Door dit werk krijgt Julien een heel ander Amerika te zien. Hij beseft dat hij met zijn verblijfspapieren en mooie appartement niets te klagen heeft. Simone leeft in een andere wereld en kan zich nauwelijks iets voorstellen bij wat Julien haar vertelt. Schrijnend is het contrast tussen rijk en arm. Julien wordt in een luxe auto van vrienden opgehaald om naar een feest te gaan, Rui moet lopend naar zijn werk.
De enige andere 'vaste' medewerker is Andy, die niet van de drank af kan blijven en daardoor om de zoveel tijd de gevangenis in gaat vanwege de ravage die hij met drank op veroorzaakt. Ook aan Andy worden verder geen vragen gesteld. Rui en Julien doen hun werk en dat is het.
Thuis schrijft Julien zijn gedichten en stuurt ze op naar uitgevers maar ze worden nergens geaccepteerd. Verder probeert hij Spaans te leren om beter contact met Rui te krijgen. Julien voelt zich een buitenstaander in de pizzatentwereld. De illegalen hebben gelijk hele gesprekken en wisselen binnen de kortste keren adressen en telefoonnumers uit.

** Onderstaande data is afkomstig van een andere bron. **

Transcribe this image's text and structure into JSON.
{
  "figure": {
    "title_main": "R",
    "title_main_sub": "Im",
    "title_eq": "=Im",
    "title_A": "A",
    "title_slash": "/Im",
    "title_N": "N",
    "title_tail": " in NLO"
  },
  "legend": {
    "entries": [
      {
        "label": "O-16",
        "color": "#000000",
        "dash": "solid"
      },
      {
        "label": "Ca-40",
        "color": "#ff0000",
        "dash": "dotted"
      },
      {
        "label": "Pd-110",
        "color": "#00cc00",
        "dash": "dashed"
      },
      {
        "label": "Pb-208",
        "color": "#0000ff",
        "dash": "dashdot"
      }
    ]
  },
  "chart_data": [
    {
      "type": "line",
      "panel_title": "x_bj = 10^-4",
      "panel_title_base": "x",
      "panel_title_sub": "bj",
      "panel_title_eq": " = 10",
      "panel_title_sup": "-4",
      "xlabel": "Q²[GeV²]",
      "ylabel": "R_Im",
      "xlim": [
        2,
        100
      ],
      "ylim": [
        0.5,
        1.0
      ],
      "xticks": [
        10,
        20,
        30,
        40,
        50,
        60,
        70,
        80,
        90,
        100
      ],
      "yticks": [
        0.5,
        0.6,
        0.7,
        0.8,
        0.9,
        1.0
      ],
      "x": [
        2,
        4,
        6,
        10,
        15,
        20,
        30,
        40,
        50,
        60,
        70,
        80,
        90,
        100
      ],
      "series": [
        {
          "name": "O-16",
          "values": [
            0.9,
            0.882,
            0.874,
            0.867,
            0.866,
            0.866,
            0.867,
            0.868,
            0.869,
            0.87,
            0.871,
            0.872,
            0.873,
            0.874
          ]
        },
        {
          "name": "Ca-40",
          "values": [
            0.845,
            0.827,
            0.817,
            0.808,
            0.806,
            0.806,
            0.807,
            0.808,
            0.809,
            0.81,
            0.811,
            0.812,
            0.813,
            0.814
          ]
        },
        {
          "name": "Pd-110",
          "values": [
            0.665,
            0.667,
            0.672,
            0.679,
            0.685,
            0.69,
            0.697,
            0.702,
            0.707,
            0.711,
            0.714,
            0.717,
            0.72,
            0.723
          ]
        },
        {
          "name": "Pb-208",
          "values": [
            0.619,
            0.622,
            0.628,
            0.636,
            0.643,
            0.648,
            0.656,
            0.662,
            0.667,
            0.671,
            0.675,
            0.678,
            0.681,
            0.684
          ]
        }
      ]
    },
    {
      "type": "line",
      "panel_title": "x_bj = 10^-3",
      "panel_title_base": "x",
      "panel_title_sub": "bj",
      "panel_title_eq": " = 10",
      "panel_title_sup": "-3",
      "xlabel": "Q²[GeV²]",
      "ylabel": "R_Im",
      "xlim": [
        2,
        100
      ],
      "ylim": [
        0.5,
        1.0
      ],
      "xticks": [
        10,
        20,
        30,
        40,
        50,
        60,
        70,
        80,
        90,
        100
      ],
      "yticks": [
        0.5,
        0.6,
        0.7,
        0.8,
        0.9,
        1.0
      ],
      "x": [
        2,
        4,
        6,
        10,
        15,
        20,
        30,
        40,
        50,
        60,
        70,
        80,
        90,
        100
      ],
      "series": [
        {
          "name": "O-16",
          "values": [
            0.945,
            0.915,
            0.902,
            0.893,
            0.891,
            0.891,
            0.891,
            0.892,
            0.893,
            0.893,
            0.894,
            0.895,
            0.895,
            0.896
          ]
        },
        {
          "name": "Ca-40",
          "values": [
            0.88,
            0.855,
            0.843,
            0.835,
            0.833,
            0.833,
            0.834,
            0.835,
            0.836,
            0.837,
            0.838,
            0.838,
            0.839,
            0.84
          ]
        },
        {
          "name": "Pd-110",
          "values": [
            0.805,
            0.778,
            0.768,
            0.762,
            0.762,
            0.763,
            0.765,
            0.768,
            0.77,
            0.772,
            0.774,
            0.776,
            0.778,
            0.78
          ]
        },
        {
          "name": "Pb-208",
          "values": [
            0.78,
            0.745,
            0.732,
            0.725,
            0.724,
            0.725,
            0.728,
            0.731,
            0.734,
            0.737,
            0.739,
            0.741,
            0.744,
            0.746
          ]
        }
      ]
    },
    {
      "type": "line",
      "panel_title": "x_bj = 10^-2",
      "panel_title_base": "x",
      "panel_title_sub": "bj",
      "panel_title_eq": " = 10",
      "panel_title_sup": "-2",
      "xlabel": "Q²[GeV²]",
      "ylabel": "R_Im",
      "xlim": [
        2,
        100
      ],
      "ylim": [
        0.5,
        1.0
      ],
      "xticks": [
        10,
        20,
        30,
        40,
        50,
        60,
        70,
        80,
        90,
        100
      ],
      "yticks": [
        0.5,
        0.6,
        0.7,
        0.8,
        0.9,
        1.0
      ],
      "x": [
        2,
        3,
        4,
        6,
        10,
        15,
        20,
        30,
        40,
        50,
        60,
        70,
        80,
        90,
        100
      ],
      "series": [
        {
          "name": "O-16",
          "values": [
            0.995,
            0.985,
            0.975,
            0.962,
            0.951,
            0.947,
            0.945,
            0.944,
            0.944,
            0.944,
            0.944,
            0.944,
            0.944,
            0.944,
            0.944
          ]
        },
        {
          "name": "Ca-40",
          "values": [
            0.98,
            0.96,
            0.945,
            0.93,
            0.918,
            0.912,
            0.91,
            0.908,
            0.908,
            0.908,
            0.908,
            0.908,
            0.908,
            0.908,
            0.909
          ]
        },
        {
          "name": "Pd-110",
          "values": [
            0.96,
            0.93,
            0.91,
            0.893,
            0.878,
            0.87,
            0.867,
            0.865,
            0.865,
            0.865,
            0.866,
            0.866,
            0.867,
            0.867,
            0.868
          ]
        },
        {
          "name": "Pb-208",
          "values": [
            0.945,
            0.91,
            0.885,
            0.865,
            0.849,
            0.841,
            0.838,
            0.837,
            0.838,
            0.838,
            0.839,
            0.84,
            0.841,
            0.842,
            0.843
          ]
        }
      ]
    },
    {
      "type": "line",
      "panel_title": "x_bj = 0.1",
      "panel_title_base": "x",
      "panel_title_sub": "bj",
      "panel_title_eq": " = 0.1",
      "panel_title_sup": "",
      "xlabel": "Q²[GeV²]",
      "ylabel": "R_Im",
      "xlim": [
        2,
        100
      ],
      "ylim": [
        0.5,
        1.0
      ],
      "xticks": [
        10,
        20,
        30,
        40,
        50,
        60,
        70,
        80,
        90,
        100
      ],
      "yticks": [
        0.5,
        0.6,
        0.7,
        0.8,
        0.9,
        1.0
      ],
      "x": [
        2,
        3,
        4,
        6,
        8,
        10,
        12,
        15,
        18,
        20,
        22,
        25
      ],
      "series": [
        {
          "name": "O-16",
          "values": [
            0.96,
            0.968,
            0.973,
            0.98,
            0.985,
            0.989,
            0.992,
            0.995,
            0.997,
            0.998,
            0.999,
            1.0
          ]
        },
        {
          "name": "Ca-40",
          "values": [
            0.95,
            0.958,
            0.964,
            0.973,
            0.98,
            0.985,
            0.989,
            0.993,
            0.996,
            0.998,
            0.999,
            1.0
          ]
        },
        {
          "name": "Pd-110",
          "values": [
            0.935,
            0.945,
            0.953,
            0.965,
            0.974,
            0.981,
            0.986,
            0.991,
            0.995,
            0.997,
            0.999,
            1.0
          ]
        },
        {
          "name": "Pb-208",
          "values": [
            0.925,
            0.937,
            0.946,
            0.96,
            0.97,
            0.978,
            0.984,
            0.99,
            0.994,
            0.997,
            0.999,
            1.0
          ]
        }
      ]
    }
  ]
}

"Soms komt er zo'n compañero in de zaak, vraagt mij in z'n beste Engels of die of die er ook is, ik zeg sorry die ken ik niet, maar als ik dan op het werkrooster kijk zie ik dat er inderdaad gisteren iemand heeft gewerkt die zo heet. Werkt hier dus een dag en heeft nu al vrienden gemaakt, is nu al een van hen. Ze hokken samen, ze zoeken elkaar op, ze wisselen onderling de nieuwste Mexicaanse muziek-dvd's uit, en geef ze eens ongelijk."

Langzamerhand begint Amerika en de Amerikanen Julien steeds meer tegen te staan. Ze zijn nep, fake met hun zogaamde beleefdheid, hun volgevreten lijven en standaardzinnen.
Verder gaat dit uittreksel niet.